(533g) Surface Phenomenon Affecting Removal Efficiency of Nitrate from Water on Dispersed Single Atoms in Cu Metal Catalyst: An Ab-Initio Study

Anthropogenic activities have disturbed the balance of the delicate nitrogen cycle. Overuse of nitrate (NO₃^-) rich fertilizers have led to the leaching of nitrate in our water system. If nitrogen-rich water is consumed by humans at concentrations higher than 10 mg/L, it can cause methemoglobinemia, or “blue baby syndrome”, thyroid disease, fatigue, weight gain, hair loss, goiters and colon cancer. Therefore, Nitrate remediation is an important step to re-balance the nitrogen cycle. Thermochemical and Electrocatalytic nitrate reduction is a potential remediation process for rebuilding a circular economy by reducing NO₃^- to NH₃ or N₂. However, both are currently not commercially viable because of low selectivity towards safe (N₂) or reusable (NH₃) products. Nitrate reduction reaction often competes with other electrochemical and thermochemical reactions such as hydrogen evolution reaction (HER). Moreover, the high cost of the best catalyst (like Pt, Pd, In etc.) makes nitrate remediation an expensive process. One method to improve the activity and selectivity of Nitrate reduction and decrease the cost of raw material is to opt for cheaper metal (e.g., Cu, $0.43 per mol) catalyst impregnated with Single-Atom Alloy (SAA).

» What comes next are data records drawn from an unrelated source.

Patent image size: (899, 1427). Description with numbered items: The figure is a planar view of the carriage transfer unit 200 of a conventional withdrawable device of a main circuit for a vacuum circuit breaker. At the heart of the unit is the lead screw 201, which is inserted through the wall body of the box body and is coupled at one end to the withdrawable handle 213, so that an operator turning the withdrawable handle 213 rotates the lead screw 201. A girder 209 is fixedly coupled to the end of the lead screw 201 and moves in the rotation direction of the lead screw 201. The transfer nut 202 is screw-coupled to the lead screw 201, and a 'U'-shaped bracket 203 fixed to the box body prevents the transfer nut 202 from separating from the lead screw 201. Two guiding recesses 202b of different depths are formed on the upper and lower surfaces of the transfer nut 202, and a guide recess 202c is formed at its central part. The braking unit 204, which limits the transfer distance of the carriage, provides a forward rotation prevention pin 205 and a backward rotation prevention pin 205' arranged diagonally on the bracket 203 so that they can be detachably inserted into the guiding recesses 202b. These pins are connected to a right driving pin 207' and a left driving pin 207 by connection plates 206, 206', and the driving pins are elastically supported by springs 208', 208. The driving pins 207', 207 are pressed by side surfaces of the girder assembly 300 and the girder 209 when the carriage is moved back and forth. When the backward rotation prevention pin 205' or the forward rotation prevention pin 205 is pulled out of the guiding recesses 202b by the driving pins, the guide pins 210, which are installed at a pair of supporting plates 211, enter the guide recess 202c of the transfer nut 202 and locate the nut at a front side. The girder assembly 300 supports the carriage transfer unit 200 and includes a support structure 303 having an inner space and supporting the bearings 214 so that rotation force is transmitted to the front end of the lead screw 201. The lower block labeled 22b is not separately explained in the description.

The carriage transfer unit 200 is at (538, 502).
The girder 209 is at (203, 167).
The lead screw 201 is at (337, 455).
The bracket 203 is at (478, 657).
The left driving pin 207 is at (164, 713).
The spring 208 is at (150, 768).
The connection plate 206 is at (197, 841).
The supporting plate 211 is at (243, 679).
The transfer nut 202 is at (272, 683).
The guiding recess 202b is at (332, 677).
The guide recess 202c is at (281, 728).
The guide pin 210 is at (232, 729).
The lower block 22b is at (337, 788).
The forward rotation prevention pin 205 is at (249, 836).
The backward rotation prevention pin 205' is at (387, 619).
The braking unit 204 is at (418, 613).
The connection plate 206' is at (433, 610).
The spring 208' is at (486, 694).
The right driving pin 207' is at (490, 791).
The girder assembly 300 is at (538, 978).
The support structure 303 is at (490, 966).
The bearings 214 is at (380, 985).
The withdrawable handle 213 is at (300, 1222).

Here we investigate the mechanism of electrochemical and thermochemical nitrate reduction using Density Functional theory over 6 different transition single atom alloys dispersed in Cu[111] to understand the critical effects of dispersed atoms on the activity and selectivity of the electrode surface. The potential and pH effects are included by considering the Chemical Hydrogen electrode and protonation energies of aqueous species. We find that the energy required to dissociate NO₃ Ru and Pd-SAA by thermochemical Nitrate Reduction pathway is higher than desorption on NO₃^-. The difference in energies is reversed by increasing the potential and pH of the solution in the electrochemical system. The selectivity is dependent upon the energy difference between N^* hopping from the SAA site to Cu sites and NH^* formation. For Ru-SAA, the N^* is localized near a single atom, which results in highly selective NH₃ formation. For Pd-SAA, the N^* hopping has a lower activation barrier, which leads to the final reaction occurring on Cu sites, which is dependent upon reaction potential (selective towards N₂ at potential < -0.2 V vs. HER). We use the energy of single species (H^*, O* and N*) as descriptors for building volcano plots to predict an ideal single-atom catalyst that can be used for highly selective NO₃RR near-neutral pH at a low cost.